A tall, hedonistic brunette, with combed-back hair and slightly bulging dark-rimmed eyes, he appeals to women but experiences several years of professional wandering, which he recounts in “The Devil by the Tail”. “Unearth”, his first collection of poems, appeared in the United States in 1974, but due to lack of sufficient income, he took on odd jobs and took a job as a handyman on an oil tanker.

The inheritance from his father, who died in 1979, allowed him to devote himself to writing. After a divorce from the writer Lydia Davis, with whom he had a son, he married in 1981 the American novelist Siri Hustvedt. It’s the start of a new life.

Optical illusion

He published “The Invention of Solitude” (1982), an autobiographical novel in which he attempted to understand the personality of his father, an “invisible” figure who would inspire his characters struggling with a disturbing double. This is particularly the case in “Moon Palace” (1990), an initiatory novel about an orphan, which finally brought him American recognition.

A fine connoisseur of narrative tricks, Paul Auster likes to play with the reader: anagrams between names, interplays, fragmented stories. “Leviathan”, “The Book of Illusions” (2007) and the phenomenal “4321” (2018), blur the boundaries between fiction and reality. Sometimes at the risk of being too confusing and displeasing.

“We spend our time imagining stories. We live with this… the real and the imaginary are one. Thoughts are real, even thoughts of imaginary things,” explains one of his characters in “Alone in the Dark”. A Democrat, he denounces in this novel published in 2009, the eight Bush years when America was turned upside down by the war in Iraq and September 11, he says, “in a parallel world”, through the evocation of an imaginary civil war told by a depressed insomniac.

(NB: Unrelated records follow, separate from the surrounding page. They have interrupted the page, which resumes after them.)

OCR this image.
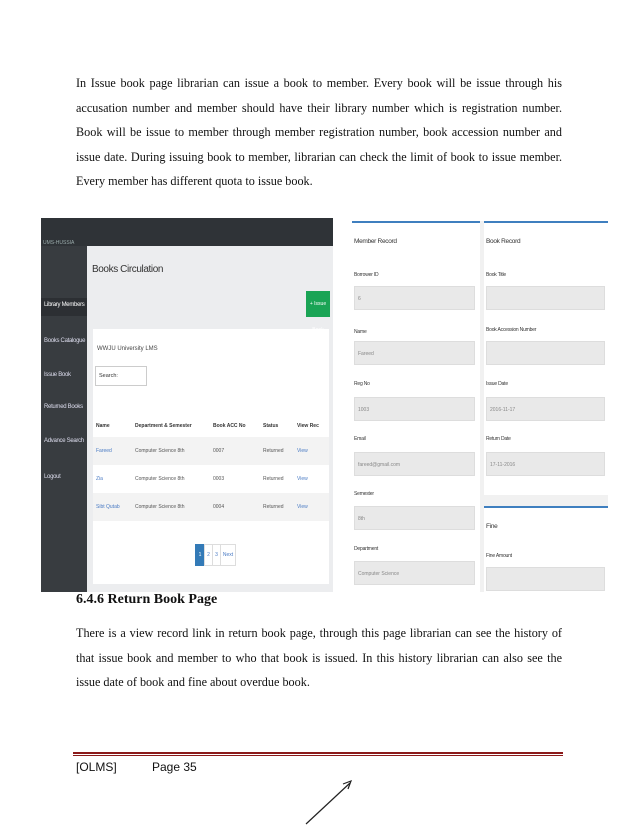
In Issue book page librarian can issue a book to member. Every book will be issue through his accusation number and member should have their library number which is registration number. Book will be issue to member through member registration number, book accession number and issue date. During issuing book to member, librarian can check the limit of book to issue member. Every member has different quota to issue book.
UMS-HUSSIA
Library Members
Books Catalogue
Issue Book
Returned Books
Advance Search
Logout
Books Circulation
+ Issue
WWJU University LMS
Search:
Name	Department & Semester	Book ACC No	Status	View Rec
Fareed	Computer Science 8th	0007	Returned	View
Zia	Computer Science 8th	0003	Returned	View
Sibt Qutab	Computer Science 8th	0004	Returned	View
1	2	3 Next
Member Record
Borrower ID
6
Name
Fareed
Reg No
1003
Email
fareed@gmail.com
Semester
8th
Department
Computer Science
Book Record
Book Title
Book Accession Number
Issue Date
2016-11-17
Return Date
17-11-2016
Fine
Fine Amount
6.4.6 Return Book Page
There is a view record link in return book page, through this page librarian can see the history of that issue book and member to who that book is issued. In this history librarian can also see the issue date of book and fine about overdue book.
[OLMS]	Page 35
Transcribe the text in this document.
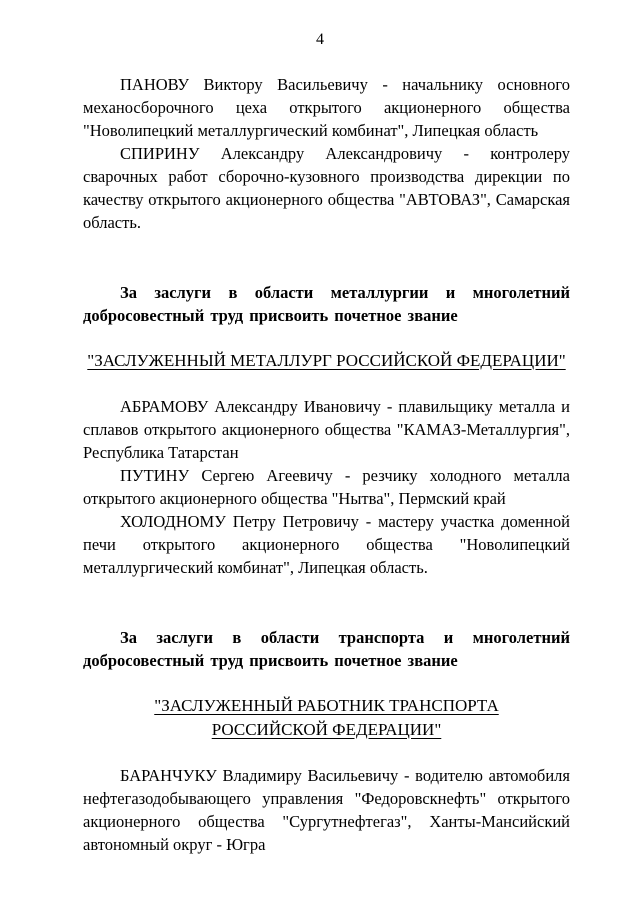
4

ПАНОВУ Виктору Васильевичу - начальнику основного механосборочного цеха открытого акционерного общества "Новолипецкий металлургический комбинат", Липецкая область

СПИРИНУ Александру Александровичу - контролеру сварочных работ сборочно-кузовного производства дирекции по качеству открытого акционерного общества "АВТОВАЗ", Самарская область.

За заслуги в области металлургии и многолетний добросовестный труд присвоить почетное звание

"ЗАСЛУЖЕННЫЙ МЕТАЛЛУРГ РОССИЙСКОЙ ФЕДЕРАЦИИ"

АБРАМОВУ Александру Ивановичу - плавильщику металла и сплавов открытого акционерного общества "КАМАЗ-Металлургия", Республика Татарстан

ПУТИНУ Сергею Агеевичу - резчику холодного металла открытого акционерного общества "Нытва", Пермский край

ХОЛОДНОМУ Петру Петровичу - мастеру участка доменной печи открытого акционерного общества "Новолипецкий металлургический комбинат", Липецкая область.

За заслуги в области транспорта и многолетний добросовестный труд присвоить почетное звание

"ЗАСЛУЖЕННЫЙ РАБОТНИК ТРАНСПОРТА
РОССИЙСКОЙ ФЕДЕРАЦИИ"

БАРАНЧУКУ Владимиру Васильевичу - водителю автомобиля нефтегазодобывающего управления "Федоровскнефть" открытого акционерного общества "Сургутнефтегаз", Ханты-Мансийский автономный округ - Югра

He returns to the autobiographical story with “Winter Chronicles” (2013) and “Excursions in the interior zone” (2014), deciding, “in the winter of his life”, to reconstruct the puzzle of his existence through the description of the mutations in his body. “I want to try to show, to make people feel what it is to be alive. Life is both wonderful and horrible and my task is to capture those moments. This is my mission as a writer. Nothing more “.

His son David, charged in April 2022 with involuntary manslaughter of his 10-month-old daughter who died after poisoning with fentanyl and heroin, himself succumbed a few days later to “an accidental overdose”. The same year, he was diagnosed with cancer, according to his wife. Despite his illness, he completed one last book with a nostalgic tone, “Baumgartner”.